According to the Arm Developer technical docs, there are those saturating opcodes:

VQABS Absolute value, saturate V{Q}ABS and V{Q}NEG
VQADD Add, saturate V{Q}ADD, VADDL, VADDW, V{Q}SUB, VSUBL, and VSUBW
VQDMLAL, VQDMLSL Saturating Doubling Multiply Accumulate, and Multiply Subtract VQDMULL, VQDMLAL, and VQDMLSL (by vector or by scalar)
VQDMUL Saturating Doubling Multiply VQDMULL, VQDMLAL, and VQDMLSL (by vector or by scalar)
VQDMULH Saturating Doubling Multiply returning High half VQ{R}DMULH (by vector or by scalar)

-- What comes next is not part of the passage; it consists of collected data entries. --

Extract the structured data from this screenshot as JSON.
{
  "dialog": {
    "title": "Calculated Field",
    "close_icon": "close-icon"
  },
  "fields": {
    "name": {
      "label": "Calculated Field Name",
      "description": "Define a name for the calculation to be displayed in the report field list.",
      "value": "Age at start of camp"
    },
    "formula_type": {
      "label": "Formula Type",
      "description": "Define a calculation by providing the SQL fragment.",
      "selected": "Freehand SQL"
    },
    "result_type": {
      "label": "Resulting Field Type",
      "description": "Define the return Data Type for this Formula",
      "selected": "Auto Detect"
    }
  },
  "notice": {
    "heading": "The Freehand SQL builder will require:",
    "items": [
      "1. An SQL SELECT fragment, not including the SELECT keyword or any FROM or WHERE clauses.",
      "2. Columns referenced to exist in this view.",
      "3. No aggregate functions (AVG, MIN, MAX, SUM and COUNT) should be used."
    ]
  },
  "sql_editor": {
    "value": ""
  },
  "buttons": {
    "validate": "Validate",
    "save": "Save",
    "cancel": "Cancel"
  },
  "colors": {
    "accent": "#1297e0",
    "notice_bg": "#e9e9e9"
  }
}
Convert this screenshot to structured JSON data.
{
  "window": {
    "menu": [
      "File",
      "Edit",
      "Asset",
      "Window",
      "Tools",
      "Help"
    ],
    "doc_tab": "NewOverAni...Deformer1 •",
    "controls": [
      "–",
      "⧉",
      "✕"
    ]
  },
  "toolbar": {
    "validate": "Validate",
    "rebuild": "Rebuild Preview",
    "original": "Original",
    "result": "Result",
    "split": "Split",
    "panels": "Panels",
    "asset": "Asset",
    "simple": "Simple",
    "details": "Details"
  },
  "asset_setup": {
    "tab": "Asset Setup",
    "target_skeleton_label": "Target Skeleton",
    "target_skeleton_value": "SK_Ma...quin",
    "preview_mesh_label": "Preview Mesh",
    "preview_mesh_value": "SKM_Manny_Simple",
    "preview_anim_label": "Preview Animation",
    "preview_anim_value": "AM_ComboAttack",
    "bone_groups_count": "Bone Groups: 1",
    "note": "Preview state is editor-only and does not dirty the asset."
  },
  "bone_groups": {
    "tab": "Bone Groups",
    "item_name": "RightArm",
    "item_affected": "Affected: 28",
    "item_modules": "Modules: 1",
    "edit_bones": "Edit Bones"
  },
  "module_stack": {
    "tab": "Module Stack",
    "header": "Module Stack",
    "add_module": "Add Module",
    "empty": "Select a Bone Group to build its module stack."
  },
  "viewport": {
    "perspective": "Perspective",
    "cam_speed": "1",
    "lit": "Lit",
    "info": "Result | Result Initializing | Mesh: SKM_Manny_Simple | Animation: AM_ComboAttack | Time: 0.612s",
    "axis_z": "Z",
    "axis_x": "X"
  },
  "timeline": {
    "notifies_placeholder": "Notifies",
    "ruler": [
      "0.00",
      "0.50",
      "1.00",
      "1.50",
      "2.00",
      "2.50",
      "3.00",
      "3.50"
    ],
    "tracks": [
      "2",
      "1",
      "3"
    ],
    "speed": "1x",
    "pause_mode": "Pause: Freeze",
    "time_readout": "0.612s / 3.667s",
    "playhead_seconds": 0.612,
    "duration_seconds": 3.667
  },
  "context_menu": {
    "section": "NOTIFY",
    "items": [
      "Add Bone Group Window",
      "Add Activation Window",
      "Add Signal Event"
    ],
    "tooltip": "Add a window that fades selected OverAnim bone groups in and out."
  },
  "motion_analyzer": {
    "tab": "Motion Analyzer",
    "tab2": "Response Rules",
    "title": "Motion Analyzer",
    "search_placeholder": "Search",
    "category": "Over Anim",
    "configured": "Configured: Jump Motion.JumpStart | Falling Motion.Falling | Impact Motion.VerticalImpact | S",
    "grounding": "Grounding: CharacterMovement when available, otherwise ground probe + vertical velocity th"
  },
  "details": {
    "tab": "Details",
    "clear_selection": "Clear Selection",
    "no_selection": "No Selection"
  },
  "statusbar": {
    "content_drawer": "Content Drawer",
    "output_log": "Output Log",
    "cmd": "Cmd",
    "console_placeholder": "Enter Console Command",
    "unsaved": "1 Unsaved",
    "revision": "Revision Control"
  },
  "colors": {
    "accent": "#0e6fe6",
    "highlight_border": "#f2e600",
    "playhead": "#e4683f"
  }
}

VQMOV{U}N Saturating Move (register) VMOVL, V{Q}MOVN, VQMOVUN
VQNEG Negate, saturate V{Q}ABS and V{Q}NEG
VQRDMULH Saturating Doubling Multiply returning High half VQ{R}DMULH (by vector or by scalar)
VQRSHL Shift Left, Round, saturate (by signed variable) V{Q}{R}SHL (by signed variable)
VQRSHR{U}N Shift Right, Round, saturate (by immediate) VQ{R}SHR{U}N (by immediate)
VQSHL Shift Left, saturate (by immediate) VSHL, VQSHL, VQSHLU, and VSHLL (by immediate)
VQSHL Shift Left, saturate (by signed variable) V{Q}{R}SHL (by signed variable)
VQSHR{U}N Shift Right, saturate (by immediate) VQ{R}SHR{U}N (by immediate)
VQSUB Subtract, saturate V{Q}ADD, VADDL, VADDW, V{Q}SUB, VSUBL, and VSUBW

I have never done any ARM assembly, and it has been 15 years since I did some Z80 assembly, so I am not sure I can help much with that optimization, but I think this is doable as with SSE.